Najprawdopodobniej pesymista będzie miał trochę pod górkę, jeżeli chodzi o niektóre zawody np. takie związane z bezpośrednią współpracą z klientem. To dotyczy także utrudnionej współpracy z innymi członkami zespołu. Złe nastawienie może sprawić, że po prostu nie będzie tak lubiany. Czy to oznacza, że pesymista w pracy nie ma żadnych zalet?
Bardzo często pesymista to osoba silnie nastawiona na wykonanie zadania. W niektórych zawodach utrudnione kontakty międzyludzkie wcale nie będą mu przeszkadzały. Wielu pesymistów jest z natury perfekcjonistami, którzy brak przebojowości nadrabiają odpowiedzialnością i sumiennością.
Pesymista choruje częściej
Mogłoby się wydawać, że samo postrzeganie świata nie powinno mieć większego wpływu na zdrowie fizyczne. A jednak ma i to zaskakująco duży. Organizm osoby mniej optymistycznej cechuje się zazwyczaj dużo mniejszą odpornością na choroby. Dodatkowo pesymista to osoba bardziej zestresowana i produkuje więcej kortyzolu.
Co to jest kortyzol? To popularny hormon stresu, który w odpowiedniej dawce odpowiada za radzenie sobie organizmu ze stresem i wzmożonym wysiłkiem. Jednak przewlekle zwiększony poziom może doprowadzić do miejscowego otłuszczenia ciała (np. na twarzy), nadciśnienia tętniczego, zaburzeń nastroju, bezsenności, a nawet depresji.
Jak przerwać błędne koło negatywnego myślenia?
Pesymizm często działa jak samonapędzająca się spirala – im więcej widzimy zagrożeń i niepowodzeń, tym trudniej dostrzec cokolwiek pozytywnego. Pierwszym krokiem do przerwania tego schematu jest świadome zatrzymanie się i analiza swoich myśli. Warto zapisywać powtarzające się wzorce myślowe i zastanowić się, które z nich są racjonalne, a które wynikają z lęku lub niskiego poczucia wartości.
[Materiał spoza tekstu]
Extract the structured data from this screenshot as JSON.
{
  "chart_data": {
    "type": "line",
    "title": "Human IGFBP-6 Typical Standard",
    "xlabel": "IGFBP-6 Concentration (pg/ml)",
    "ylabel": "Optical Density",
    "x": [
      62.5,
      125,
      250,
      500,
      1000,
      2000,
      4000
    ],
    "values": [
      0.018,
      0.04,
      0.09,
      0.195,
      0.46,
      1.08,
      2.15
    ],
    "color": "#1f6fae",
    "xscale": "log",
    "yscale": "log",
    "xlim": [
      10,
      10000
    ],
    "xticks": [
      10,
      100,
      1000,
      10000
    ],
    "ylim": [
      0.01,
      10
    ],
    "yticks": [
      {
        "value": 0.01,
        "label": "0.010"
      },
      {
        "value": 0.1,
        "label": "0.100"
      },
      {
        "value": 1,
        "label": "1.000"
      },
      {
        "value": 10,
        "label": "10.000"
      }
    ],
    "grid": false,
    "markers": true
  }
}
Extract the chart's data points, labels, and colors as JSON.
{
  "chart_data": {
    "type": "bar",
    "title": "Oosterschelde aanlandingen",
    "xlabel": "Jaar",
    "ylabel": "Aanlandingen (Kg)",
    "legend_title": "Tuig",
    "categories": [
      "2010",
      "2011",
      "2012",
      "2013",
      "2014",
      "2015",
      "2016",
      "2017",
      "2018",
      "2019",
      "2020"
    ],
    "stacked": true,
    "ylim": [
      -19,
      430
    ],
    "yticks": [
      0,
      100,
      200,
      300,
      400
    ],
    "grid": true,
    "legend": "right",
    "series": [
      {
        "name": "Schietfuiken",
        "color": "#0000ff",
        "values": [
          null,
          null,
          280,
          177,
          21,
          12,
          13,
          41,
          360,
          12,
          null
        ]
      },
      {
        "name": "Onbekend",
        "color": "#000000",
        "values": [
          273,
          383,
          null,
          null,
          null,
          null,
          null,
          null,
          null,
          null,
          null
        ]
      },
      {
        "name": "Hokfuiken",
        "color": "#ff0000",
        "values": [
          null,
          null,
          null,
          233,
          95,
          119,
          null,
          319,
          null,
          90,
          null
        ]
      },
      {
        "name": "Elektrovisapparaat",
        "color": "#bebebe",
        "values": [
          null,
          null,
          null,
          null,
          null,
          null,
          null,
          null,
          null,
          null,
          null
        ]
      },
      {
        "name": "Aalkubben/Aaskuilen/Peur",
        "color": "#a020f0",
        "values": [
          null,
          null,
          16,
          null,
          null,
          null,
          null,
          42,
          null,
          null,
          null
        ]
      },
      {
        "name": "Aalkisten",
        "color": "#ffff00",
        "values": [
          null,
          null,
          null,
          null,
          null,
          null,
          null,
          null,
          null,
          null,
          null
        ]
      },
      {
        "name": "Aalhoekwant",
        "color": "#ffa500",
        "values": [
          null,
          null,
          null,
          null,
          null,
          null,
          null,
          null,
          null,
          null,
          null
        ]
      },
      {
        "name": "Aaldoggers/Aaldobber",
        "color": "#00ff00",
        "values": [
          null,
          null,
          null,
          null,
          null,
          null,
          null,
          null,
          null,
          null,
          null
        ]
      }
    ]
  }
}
Pomocne może być też prowadzenie dziennika wdzięczności, który pomaga skupić uwagę na pozytywach, nawet drobnych. Kluczowe jest też otaczanie się osobami wspierającymi, które pomagają zmienić perspektywę i wzmacniają motywację do zmiany.
Czy da się wytrenować optymizm?
Choć wydaje się, że optymizm to cecha wrodzona, badania pokazują, że można go świadomie rozwijać. Ćwiczenia takie jak wizualizacja pozytywnej przyszłości, praca nad realistycznym myśleniem i techniki oddechowe wpływają na zmianę nastawienia do codziennych wyzwań. Nie chodzi o ignorowanie problemów, ale o uczenie się ich interpretowania w konstruktywny sposób. Regularna aktywność fizyczna i dbanie o rytm snu również wzmacniają zdolność do pozytywnego myślenia. Optymizm to umiejętność – a jak każdą inną, można ją rozwijać z czasem i konsekwencją.